Finally, I am able to make my contribution to Simon and Harriet’s Muriel Spark Reading Week! I always feel like I should have stronger reactions to Spark’s books, which is part of why it has taken me most of this week to finally get around to posting. Her books are fascinating and inventive and suitably thought-provoking but I’ve never really clicked with any of them. I always finish each book thinking how well-crafted it was rather than how much I enjoyed that. There are certainly worse responses one can have but it is not a particularly satisfying way to feel. With the exception of The Prime of Miss Jean Brodie, there has never been a moment where Spark has engaged me emotionally and I’ve never felt particularly eager to reread any of her books. Spark has a sense of humour I enjoy and I appreciate that she feels no need to create likeable characters (I can’t think of any in the six of her books that I’ve read) but I can’t quite put my finger on why I feel so coolly towards her.

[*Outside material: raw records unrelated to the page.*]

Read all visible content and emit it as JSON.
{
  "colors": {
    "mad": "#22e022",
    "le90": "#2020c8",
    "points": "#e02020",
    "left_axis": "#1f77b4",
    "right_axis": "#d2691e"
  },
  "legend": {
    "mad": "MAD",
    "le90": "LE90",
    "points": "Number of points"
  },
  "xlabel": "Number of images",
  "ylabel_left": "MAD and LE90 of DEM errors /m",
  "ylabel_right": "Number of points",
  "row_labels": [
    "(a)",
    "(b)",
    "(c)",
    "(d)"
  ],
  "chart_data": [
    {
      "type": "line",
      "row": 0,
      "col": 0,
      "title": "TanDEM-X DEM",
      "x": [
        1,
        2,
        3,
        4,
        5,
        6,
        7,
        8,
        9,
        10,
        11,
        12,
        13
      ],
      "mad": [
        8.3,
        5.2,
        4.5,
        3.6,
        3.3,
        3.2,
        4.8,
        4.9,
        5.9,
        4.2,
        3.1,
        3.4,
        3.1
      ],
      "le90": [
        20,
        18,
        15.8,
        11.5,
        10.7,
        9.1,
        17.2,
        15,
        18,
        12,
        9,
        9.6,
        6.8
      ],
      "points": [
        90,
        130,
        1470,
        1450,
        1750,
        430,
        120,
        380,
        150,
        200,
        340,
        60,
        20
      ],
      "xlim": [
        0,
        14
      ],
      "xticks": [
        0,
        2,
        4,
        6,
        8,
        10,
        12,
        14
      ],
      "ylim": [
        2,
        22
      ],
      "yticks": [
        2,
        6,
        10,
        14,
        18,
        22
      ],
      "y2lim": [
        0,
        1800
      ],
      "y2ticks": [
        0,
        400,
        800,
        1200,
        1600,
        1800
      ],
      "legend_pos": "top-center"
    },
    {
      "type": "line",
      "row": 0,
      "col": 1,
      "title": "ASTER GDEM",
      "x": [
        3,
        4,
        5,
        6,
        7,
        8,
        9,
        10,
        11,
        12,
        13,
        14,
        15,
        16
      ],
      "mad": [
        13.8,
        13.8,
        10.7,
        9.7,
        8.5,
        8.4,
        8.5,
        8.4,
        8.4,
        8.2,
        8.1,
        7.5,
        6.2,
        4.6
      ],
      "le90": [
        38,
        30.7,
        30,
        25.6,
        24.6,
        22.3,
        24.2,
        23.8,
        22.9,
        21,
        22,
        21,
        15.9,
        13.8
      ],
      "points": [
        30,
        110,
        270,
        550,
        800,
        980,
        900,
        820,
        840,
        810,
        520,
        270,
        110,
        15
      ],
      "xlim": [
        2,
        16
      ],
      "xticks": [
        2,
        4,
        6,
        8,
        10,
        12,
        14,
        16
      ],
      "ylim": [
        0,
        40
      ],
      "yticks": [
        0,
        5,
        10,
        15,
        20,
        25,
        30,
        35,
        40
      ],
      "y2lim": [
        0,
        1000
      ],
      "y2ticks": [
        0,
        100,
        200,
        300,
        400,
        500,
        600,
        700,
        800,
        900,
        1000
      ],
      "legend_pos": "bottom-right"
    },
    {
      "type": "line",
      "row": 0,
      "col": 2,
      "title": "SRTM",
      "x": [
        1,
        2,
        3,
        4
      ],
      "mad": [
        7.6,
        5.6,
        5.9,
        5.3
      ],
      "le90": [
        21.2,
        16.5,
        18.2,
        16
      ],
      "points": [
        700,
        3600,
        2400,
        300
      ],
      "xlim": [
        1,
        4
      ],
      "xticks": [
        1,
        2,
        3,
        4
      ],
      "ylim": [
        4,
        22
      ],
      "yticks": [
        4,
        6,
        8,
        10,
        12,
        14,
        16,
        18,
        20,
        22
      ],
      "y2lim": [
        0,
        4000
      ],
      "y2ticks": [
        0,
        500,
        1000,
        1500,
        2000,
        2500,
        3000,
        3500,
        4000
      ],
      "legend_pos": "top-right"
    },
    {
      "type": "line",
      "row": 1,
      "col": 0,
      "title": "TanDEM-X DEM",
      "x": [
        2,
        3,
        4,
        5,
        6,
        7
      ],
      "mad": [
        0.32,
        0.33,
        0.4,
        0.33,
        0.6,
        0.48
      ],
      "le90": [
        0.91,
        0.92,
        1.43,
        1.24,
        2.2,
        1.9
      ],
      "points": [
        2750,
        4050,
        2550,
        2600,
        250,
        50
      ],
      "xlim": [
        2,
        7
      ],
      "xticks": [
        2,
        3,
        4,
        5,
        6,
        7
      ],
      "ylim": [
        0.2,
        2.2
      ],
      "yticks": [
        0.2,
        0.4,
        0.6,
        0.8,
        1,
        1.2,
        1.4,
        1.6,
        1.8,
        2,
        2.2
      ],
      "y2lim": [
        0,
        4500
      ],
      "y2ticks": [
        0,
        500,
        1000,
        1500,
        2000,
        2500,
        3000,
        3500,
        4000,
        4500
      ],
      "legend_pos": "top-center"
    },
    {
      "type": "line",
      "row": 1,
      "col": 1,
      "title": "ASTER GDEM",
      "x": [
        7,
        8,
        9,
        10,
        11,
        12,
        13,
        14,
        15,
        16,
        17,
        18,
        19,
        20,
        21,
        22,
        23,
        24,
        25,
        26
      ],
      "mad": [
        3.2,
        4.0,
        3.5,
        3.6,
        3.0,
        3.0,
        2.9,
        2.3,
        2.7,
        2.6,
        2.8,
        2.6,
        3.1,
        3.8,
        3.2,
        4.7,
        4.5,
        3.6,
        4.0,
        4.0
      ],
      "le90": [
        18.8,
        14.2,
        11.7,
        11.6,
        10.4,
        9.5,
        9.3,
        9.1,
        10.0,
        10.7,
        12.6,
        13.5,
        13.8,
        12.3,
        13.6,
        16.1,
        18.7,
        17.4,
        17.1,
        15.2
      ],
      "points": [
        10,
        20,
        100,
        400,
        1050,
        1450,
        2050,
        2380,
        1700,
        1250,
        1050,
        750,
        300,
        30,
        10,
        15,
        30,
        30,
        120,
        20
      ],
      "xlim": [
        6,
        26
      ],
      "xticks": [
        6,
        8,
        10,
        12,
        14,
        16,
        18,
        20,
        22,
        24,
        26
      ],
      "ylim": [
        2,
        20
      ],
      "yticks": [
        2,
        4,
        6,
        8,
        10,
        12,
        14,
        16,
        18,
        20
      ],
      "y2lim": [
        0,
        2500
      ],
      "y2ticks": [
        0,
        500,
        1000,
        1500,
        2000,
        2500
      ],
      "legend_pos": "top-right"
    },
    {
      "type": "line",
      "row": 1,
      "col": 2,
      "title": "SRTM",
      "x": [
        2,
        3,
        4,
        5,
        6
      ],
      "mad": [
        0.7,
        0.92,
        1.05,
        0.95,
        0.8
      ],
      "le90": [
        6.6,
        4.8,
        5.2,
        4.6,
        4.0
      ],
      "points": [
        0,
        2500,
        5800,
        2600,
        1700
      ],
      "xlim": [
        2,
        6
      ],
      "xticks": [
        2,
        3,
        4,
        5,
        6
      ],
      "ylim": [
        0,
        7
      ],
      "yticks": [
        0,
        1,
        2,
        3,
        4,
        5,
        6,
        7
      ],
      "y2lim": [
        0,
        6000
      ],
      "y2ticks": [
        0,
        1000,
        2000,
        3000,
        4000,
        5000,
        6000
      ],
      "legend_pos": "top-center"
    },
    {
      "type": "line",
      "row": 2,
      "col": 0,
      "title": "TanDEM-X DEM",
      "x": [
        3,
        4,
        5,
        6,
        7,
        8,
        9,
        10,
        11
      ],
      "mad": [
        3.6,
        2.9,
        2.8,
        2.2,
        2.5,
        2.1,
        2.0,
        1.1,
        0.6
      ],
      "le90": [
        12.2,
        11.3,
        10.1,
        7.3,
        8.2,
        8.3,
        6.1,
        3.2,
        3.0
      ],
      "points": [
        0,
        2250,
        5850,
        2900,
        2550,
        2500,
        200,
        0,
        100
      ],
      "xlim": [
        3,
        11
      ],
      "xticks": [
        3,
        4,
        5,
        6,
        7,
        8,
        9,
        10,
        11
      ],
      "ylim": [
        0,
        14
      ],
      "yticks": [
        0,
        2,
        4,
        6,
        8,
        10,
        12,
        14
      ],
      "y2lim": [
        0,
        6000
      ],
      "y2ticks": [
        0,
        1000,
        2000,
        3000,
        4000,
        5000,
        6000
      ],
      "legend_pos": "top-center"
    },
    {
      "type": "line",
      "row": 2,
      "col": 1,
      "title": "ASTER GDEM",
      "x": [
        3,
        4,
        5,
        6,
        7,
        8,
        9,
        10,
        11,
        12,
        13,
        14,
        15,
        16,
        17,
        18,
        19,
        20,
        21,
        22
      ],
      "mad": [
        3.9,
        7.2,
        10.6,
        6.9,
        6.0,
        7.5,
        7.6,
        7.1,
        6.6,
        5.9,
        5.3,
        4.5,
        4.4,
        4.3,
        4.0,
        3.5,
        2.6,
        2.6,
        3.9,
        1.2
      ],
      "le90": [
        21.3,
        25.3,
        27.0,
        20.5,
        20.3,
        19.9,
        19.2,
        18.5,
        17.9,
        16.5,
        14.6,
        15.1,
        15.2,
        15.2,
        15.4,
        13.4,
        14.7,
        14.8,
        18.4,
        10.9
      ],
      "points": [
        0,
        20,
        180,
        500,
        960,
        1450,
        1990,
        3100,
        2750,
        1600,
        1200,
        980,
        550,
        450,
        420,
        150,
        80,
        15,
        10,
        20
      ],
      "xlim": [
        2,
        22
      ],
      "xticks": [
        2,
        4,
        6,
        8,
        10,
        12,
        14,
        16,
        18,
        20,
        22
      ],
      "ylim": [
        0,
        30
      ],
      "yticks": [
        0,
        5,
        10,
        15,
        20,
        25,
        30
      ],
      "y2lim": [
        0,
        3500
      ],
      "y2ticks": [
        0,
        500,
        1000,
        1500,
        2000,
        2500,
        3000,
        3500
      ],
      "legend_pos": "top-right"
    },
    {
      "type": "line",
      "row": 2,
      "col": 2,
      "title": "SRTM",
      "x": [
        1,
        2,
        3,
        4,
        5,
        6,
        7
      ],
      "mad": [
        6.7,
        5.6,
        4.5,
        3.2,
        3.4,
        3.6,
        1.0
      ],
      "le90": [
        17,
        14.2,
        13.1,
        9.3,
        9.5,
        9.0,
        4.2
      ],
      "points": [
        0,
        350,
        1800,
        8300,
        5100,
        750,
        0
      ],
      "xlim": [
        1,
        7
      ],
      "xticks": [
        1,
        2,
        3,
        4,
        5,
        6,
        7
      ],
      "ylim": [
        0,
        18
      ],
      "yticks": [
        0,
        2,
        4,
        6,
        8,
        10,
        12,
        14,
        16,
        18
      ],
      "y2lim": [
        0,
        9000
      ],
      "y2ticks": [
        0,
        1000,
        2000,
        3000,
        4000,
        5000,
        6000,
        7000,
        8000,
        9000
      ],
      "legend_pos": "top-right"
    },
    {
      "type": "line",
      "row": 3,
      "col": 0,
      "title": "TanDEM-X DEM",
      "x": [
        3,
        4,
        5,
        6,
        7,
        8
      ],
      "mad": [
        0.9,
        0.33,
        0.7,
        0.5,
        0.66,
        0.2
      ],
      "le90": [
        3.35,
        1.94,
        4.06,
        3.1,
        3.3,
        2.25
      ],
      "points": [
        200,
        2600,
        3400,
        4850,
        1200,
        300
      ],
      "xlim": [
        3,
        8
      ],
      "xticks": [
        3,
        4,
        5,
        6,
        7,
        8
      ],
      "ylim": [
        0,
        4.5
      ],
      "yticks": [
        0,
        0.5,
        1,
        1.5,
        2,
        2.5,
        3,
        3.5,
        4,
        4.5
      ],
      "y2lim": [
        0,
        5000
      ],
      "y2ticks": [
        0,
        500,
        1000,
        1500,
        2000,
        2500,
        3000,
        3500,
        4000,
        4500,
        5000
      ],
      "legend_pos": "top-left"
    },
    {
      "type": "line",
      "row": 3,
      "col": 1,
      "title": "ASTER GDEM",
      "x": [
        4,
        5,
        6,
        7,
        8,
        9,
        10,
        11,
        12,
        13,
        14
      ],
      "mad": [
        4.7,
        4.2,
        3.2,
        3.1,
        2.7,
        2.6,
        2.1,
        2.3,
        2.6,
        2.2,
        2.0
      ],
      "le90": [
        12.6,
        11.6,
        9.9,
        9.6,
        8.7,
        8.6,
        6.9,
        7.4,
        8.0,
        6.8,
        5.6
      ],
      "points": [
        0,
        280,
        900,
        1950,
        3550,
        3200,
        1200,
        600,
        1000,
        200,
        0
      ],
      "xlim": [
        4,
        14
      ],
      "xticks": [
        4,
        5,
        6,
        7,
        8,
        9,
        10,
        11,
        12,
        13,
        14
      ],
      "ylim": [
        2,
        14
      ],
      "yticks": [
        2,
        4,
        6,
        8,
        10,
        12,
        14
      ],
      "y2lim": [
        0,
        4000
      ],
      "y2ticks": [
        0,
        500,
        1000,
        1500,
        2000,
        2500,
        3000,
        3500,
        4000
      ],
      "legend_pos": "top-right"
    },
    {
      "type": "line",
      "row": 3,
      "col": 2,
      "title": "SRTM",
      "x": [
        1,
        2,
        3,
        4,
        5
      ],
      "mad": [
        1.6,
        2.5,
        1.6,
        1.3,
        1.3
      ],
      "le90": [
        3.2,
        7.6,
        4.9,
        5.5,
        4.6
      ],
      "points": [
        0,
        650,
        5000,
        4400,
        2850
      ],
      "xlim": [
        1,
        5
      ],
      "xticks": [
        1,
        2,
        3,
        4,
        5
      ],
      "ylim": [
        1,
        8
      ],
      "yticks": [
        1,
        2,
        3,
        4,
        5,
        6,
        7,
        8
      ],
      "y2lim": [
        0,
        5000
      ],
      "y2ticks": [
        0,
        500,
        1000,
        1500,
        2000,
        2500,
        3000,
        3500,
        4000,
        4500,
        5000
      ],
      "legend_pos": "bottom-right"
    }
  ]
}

Spark’s books are generally a touch bizarre and Loitering with Intent is no exception. Fleur Talbot, aspiring poetess and novelist, finds herself employed by the shady Sir Quentin Oliver as secretary for his Autobiographical Association, a group of dull but august persons intent on writing about their lives in as illiterate a manner as they are capable. Fleur is hired to ‘polish’ these manuscripts, “to rectify any lack or lapse in form, syntax, style, characterization, invention, local colour, description, dialogue, construction, and other trivialities.” As she is drawn into the association and gets to know its members, all captivated by the mesmerizing Sir Quentin and easily cowed by his judgements, it does not take long for her to notice the eerie parallels between her new acquaintances and the characters in her first novel, Warrender Chase. And what is even more bizarre is how, long after the novel is finished, events keep unfolding exactly as she had written them.
Part of the charm of the book is how completely awful all of the characters are. They are each, in their way, repellent and that is what makes them so appealing. Sir Quentin is the most repellent and, it necessarily follows, the most fascinating. He is comically snobbish and criminally manipulative and I wish there had been more of him. Fleur, with her single-minded focus on the fate of her novel, is equally selfish but rather less interesting to me. This is a bit of a problem since the entire novel is narrated from her point of view, from her perspective as an older, established author looking back on her beginnings. That premise itself of course begs questions about how reliably she is relating her own history: is this what really happened, or has she taken the same liberties with her own autobiography as she did when she was ‘improving’ the autobiographies of the members of the association? Are the allegations of plagiarism as unfounded as she claims?
Like any Spark novel, the best thing about Loitering with Intent is all the questions it leaves you pondering long after you’ve finished reading. Spark is not a simple author and the real benefit from her books comes in the days and weeks after you’ve closed the cover, when you’re left remembering a certain character or wondering if there was more to the story than you’d originally thought.